Skip to content

Models

Entity

Entity is the model that puts the 'E' in 'NER'. spaCy defines an Entity as "a 'real-world object' that's assigned a name – for example, a person, a country, a product or a book title".

Fields

  • label (primary key) - machine-friendly representation of the Entity as used in spaCy
  • name - user-friendly representation of the Entity

Example

from ner_trainer.models import Entity

entity = Entity.objects.create(
  label='PROVINCE',
  name='Province'
)

Phrase

Phrase is text that may contain zero or more Entities.

Fields

  • text (unique) - phrase text. This field is unique to prevent duplicate Phrases during bulk imports.
  • skipped - whether the phrase is skipped.
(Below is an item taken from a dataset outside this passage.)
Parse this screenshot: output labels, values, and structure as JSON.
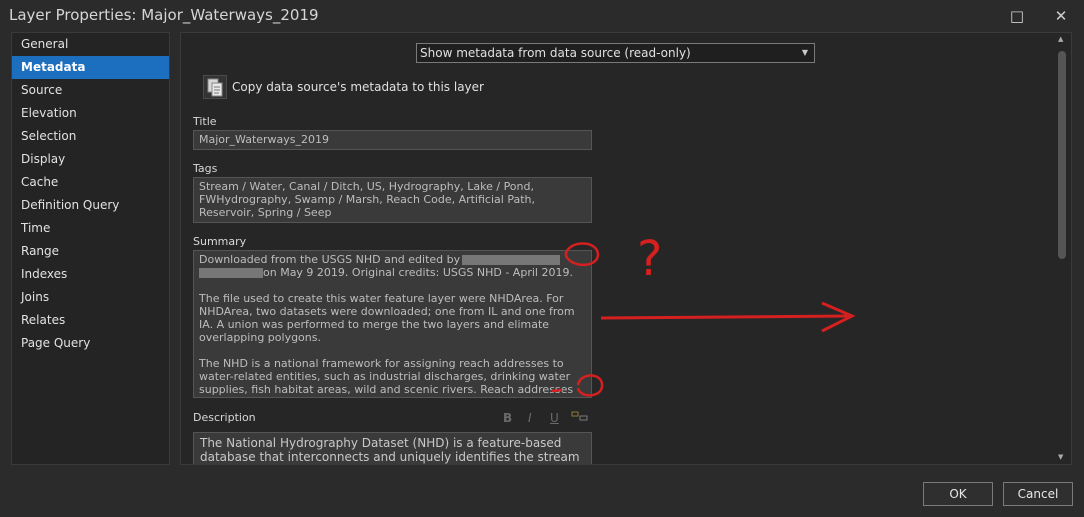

Useful when a phrase could be bulk imported more than once.

Methods

  • as_spacy_train_data() - returns a spacy.gold-compatible representation of the tagged Phrase:
('I like London and Berlin.', {
    'entities': [(7, 13, 'LOC'), (18, 24, 'LOC')]
})

Example

from ner_trainer.models import Phrase

phrase = Phrase.objects.create(
  text="Nova Scotia is one of Canada's three maritime provinces."
)

Custom Managers

  • active_objects - returns a queryset of all Phrase instances that haven't been skipped:
>>> Phrase.active_objects.all() == Phrase.objects.filter(skipped=False)
True
  • tagged_objects - returns a queryset of active Phrase instances that have been tagged (i.e., have related PhraseEntity objects):
>>> Phrase.tagged_objects.all() == Phrase.objects.filter(skipped=False, entities__isnull=False)
True

PhraseEntity

A PhraseEntity joins an Entity to a Phrase and stores where in the phrase that entity is located.

Fields

  • phrase - Phrase containing this named entity
  • entity - Entity defined between start_index and end_index
  • start_index - start character index of the Entity in the Phrase
  • end_index - end character index of the Entity in the Phrase

Methods

  • as_spacy_tuple() - returns a tuple of start_index, end_index, and entity.label for use training the spaCy NER model.